Er war einer der bedeutendsten Dirigenten der vergangenen Jahrzehnte: Claudio Abbado. Jetzt ist der Ausnahmemusiker im Alter von 80 Jahren gestorben. Sein letztes Konzert am Pult der Berliner Philharmoniker im Mai 2013 habe ich miterlebt: Ausgiebig und euphorisch haben Publikum und Orchester den ehemaligen Chefdirigenten und Karajan-Nachfolger gefeiert. Die Symphonie fantastique von Hector Berlioz war der Abschied eines fantastischen Dirigenten:
Claudio Abbado hat mich Gustav Mahler gelehrt. Sein Taktstock öffnet das Tor zu Mahlers Welt, die er in all ihrer Widersprüchlichkeit erklingen lässt: traurig und doch fröhlich, sanft und doch brachial, harmonisch und doch verstimmt (im Clip das Adagio der unvollendeten X. Symphonie)
Scheinbare Gegensätze nur für das Genie Mahler, der sie in einem größeren Ganzen aufgelöst und zu Notenpapier gebracht hat. Vielleicht hat Abbado Mahler so gut verstanden, weil auch seine Lebensgeschichte von manchem Widerspruch erzählt: Obwohl er als junger Dirigent renommierte Wettbewerbe gewann, unterrichtete er zuerst einmal lieber Kammermusik in Parma. Obwohl er als Musikdirektor der Mailänder Scala beständig an seinem Ruf als Operndirigent hätte arbeiten können, gründete er gleich mehrere Symphonie-Orchester (auch Jugendorchester). Obwohl er nie die große Karriere anstrebte, wählten ihn die Berliner Philharmoniker zum Nachfolger des übergroßen Herbert von Karajan.
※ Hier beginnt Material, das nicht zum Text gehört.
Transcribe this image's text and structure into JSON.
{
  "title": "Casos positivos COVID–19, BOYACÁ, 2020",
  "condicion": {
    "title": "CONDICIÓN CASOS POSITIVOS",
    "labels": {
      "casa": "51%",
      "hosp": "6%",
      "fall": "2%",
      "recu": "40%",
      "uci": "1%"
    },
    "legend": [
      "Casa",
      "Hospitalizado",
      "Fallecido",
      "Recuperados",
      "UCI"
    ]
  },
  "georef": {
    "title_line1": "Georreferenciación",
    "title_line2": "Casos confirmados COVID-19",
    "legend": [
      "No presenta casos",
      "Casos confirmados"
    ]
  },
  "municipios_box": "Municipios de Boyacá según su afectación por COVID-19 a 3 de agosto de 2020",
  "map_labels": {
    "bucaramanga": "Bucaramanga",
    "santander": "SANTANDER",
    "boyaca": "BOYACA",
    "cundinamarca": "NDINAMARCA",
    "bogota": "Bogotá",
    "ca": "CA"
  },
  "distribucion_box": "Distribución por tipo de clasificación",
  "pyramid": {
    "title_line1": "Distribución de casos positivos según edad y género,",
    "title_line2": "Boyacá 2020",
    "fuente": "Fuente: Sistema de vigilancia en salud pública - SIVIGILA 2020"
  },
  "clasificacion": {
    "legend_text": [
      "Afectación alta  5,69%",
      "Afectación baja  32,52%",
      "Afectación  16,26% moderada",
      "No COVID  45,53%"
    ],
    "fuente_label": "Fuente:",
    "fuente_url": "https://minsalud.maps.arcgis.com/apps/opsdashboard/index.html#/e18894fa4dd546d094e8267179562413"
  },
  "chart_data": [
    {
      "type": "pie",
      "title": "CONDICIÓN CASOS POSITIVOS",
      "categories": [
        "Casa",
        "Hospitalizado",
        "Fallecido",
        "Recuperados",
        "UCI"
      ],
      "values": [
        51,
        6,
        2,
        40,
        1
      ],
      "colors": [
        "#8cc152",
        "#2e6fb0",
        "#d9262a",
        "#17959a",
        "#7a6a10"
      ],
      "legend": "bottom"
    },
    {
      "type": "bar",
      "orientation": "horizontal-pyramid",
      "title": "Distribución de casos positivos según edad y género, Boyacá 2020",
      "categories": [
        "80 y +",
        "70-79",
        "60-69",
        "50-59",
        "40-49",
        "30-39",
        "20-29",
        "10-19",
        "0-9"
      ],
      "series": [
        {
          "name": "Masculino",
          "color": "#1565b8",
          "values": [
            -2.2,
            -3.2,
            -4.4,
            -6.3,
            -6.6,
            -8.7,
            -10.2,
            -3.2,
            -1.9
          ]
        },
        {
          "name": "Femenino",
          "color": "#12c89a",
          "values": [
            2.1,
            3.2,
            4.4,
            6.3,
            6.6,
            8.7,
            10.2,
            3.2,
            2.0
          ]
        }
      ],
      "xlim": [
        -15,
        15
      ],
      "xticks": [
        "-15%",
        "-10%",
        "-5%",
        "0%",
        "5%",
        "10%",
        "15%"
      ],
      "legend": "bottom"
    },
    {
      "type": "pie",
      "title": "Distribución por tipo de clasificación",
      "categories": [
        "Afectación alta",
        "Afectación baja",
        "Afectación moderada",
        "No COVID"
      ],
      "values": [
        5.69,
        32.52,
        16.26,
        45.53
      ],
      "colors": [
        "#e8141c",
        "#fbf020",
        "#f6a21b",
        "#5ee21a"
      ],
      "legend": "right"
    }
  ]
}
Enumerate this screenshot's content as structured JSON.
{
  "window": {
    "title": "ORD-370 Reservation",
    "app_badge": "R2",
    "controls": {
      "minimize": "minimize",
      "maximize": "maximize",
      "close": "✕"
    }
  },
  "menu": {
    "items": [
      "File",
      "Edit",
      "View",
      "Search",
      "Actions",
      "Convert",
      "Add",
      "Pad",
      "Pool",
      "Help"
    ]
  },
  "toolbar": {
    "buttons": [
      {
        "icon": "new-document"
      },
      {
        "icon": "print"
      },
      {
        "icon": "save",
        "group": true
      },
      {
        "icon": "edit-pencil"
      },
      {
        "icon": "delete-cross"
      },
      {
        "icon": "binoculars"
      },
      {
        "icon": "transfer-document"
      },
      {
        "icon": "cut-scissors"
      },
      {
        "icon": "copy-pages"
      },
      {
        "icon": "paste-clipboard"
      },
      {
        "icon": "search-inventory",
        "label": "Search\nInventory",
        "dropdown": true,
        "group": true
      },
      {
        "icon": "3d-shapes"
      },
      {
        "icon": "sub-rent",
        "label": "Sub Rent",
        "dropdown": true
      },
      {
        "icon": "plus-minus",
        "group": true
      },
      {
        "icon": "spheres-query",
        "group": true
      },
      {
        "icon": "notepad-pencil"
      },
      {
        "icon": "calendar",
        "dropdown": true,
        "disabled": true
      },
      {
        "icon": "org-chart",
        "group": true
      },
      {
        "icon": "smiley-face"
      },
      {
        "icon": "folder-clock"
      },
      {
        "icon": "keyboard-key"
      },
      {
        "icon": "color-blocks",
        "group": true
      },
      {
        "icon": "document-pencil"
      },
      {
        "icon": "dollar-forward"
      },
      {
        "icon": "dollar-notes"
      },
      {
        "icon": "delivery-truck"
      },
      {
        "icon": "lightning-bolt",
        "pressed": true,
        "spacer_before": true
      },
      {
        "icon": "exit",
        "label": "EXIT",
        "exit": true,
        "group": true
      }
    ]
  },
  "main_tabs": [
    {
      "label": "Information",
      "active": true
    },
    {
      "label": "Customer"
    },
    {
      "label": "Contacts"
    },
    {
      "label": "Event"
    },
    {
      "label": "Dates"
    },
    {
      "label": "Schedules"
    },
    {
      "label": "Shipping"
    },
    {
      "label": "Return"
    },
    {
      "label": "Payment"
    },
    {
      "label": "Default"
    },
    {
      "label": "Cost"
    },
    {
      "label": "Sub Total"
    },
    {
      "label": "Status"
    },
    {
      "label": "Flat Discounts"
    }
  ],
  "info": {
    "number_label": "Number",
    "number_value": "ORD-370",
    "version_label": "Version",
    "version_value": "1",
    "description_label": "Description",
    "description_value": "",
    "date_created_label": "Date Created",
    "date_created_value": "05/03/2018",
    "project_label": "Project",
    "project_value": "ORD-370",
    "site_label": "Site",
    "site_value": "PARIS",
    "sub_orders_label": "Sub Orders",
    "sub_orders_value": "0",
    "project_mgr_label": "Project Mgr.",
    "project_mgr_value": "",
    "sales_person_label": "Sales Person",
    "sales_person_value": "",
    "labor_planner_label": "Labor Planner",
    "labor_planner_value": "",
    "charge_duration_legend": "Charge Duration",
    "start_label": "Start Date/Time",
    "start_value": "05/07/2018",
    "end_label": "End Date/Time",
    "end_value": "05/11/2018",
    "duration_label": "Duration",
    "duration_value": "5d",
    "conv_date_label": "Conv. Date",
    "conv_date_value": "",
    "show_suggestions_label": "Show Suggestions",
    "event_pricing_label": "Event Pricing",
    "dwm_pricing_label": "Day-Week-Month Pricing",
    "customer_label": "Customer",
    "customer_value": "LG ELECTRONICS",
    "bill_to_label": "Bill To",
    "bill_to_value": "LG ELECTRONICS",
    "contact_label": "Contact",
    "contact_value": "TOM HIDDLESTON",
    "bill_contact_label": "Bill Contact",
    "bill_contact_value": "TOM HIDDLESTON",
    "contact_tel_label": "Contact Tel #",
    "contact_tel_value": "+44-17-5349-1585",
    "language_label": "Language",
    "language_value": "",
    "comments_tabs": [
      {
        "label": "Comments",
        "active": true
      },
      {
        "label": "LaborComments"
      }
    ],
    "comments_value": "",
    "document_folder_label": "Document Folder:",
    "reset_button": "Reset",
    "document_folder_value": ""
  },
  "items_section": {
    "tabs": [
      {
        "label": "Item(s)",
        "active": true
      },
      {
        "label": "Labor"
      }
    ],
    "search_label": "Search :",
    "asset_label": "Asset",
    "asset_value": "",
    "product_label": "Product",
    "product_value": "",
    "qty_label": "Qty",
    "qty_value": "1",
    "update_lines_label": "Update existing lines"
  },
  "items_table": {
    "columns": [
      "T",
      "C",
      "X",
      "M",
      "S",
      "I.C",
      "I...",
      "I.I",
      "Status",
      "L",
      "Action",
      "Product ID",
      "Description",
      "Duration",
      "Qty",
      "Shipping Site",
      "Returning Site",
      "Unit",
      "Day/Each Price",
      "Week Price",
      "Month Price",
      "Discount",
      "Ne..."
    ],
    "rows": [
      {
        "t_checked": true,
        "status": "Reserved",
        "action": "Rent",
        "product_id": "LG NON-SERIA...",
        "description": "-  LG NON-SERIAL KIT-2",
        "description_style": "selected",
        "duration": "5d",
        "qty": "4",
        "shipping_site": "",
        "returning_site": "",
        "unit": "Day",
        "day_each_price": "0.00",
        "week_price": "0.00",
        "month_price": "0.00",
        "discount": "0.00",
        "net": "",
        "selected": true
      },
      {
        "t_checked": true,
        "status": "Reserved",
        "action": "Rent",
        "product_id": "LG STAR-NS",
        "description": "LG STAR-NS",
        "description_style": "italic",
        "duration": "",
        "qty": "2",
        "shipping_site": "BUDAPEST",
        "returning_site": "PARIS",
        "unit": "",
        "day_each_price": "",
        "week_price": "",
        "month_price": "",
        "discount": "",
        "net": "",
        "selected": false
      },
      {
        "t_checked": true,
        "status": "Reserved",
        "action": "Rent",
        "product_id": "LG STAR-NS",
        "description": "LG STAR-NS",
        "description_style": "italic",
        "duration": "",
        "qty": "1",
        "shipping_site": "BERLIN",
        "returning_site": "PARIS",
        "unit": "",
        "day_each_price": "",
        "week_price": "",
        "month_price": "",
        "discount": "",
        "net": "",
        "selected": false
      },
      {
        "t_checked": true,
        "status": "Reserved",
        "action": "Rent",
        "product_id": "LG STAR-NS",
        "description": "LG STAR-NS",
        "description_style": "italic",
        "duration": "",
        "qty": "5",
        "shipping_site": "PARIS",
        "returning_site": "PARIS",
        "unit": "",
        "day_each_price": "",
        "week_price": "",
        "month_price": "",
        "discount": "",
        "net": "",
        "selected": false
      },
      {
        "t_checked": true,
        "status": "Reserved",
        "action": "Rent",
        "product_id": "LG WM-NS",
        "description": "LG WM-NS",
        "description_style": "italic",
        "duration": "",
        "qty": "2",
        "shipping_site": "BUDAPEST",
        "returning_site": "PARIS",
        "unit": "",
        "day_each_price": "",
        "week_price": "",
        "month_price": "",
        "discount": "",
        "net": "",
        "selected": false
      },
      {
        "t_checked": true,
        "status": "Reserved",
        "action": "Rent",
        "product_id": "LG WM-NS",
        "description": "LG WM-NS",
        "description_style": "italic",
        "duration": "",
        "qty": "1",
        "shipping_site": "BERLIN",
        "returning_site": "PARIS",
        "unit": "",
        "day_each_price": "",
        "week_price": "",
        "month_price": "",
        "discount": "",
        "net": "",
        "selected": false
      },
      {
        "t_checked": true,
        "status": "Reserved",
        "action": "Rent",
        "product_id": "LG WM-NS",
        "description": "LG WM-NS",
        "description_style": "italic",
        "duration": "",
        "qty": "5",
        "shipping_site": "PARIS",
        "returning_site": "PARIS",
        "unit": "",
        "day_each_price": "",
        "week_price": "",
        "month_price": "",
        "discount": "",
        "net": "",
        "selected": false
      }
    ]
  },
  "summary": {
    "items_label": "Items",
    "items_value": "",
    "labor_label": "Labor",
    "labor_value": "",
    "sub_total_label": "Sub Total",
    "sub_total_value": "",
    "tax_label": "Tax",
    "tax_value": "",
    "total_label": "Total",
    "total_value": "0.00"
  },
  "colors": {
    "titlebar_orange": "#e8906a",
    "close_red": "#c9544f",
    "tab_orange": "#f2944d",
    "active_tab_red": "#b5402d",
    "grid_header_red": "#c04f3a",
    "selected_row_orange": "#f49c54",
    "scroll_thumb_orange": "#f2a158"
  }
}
Obwohl er schon zu Beginn des Jahrtausends mit dem Krebstod gerungen hat, hat er die internationale Musikwelt noch über ein Jahrzehnt geprägt. Selbst der Tod muss nicht das Ende sein. Als intimer Mahler-Kenner wird Claudio Abbado auch den tröstlichen Schlusschor aus der II. Symphonie im Ohr gehabt haben, die er schon Mitte der 1960er Jahre mit den Wiener Philharmonikern aufführte:
"Auferstehen, ja auferstehen wirst du, mein Staub, nach kurzer Ruh! Unsterblich Leben wird, der dich rief, dir geben."